Łodzianie walczą o ukraińskie psy

Joanna Barczykowska
Łodzianie sprzeciwiają się "czyszczeniu" ukraińskich miast z bezdomnych psów.
Łodzianie sprzeciwiają się "czyszczeniu" ukraińskich miast z bezdomnych psów. Dariusz Gdesz, archiwum
"Apelujemy do Panów o nie-zwłoczną osobistą interwencję w sprawie masowego uśmiercania bezdomnych psów na Ukrainie w związku z przygotowaniami do mistrzostw Europy w piłce nożnej Euro 2012 " - napisał Jarosław Miszczak, prezes łódzkiej Fundacji Niechciane i Zapomniane - SOS dla Zwierząt, w liście do prezydenta Ukrainy i premiera Polski. Dlaczego łodzianie walczą o ukraińskie psy? Bo tamtejsze organizacje prozwierzęce poprosiły o pomoc.

- W Polsce organizacje pozarządowe mają większą swobodę, dzięki czemu są skuteczniejsze. Tam nie dają sobie już rady z bestialstwem władz - mówi Jarosław Miszczak. - Ukraińskie służby komunalne strzelają do psów z ostrej broni, podrzucają trucizny, a nawet grzebią żywe zwierzęta. Mamy na to dowody w postaci filmów wideo. Mamy również skany faktur na zamówione przez ukraińskie władze środki usypiające na bazie kurary. Kurara powoduje straszne cierpienia zwierzęcia, dlatego jest zakazana.

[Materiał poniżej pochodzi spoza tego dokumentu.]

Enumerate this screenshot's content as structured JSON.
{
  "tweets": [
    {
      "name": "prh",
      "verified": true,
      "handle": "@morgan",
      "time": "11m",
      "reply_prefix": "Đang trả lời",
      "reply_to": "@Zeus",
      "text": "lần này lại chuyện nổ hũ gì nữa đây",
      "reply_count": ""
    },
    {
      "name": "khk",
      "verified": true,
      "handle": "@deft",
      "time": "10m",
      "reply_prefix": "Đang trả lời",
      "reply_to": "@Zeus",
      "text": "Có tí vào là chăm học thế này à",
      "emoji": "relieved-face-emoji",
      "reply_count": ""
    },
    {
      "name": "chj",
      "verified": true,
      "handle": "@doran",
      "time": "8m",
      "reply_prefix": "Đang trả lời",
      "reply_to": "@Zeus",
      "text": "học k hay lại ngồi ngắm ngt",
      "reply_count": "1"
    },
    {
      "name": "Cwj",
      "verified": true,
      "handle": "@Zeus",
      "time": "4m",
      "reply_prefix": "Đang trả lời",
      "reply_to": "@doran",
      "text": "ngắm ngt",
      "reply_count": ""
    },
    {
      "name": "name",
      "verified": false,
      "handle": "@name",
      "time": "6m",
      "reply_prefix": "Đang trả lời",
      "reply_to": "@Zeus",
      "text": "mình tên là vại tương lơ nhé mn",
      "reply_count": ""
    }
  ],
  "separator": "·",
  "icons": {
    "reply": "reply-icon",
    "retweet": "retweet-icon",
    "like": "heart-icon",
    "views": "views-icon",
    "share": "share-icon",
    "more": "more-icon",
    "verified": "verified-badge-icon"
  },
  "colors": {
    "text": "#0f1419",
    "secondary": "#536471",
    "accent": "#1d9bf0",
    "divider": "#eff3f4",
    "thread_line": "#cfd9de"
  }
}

Łódzka Fundacja alarmuje polskie i ukraińskie władze, że stosowane przez ukraińskie samorządy metody eliminowania problemu bezdomności zwierząt, przez ich masowe uśmiercanie, to barbarzyństwo. I nie można obok tego przejść obojętnie.

- Na Ukrainie jest tylko 10 schronisk, a w samym Kijowie żyje 50 tysięcy bezdomnych psów i coś trzeba z nimi zrobić. Kijów wydaje w przeliczeniu rocznie 4,5 mln zł na bezdomne zwierzęta, a Łódź dla przykładu zaledwie 1,5 miliona. Tylko że my zwierzęta chronimy, a oni zabijają - mówi Miszczak.

Na stronie internetowej www.petycje.pl można podpisać się pod pismem, które trafiło do premiera Donalda Tuska i prezydenta Wiktora Janukowycza.

- Zależy nam na poparciu społecznym. Chcemy nauczyć Ukraińców, jak można rozwiązać ten problem w humanitarny sposób. W Łodzi na przykład mamy programy sterylizacji i czipowania. To jest dobry przykład. W Warszawie są ekopatro-le, których funkcjonariusze są przeszkoleni w pomaganiu zwierzętom. Chcemy we wrześniu zaprosić ukraińskie władze i razem poszukać rozwiązań - mówi Miszczak.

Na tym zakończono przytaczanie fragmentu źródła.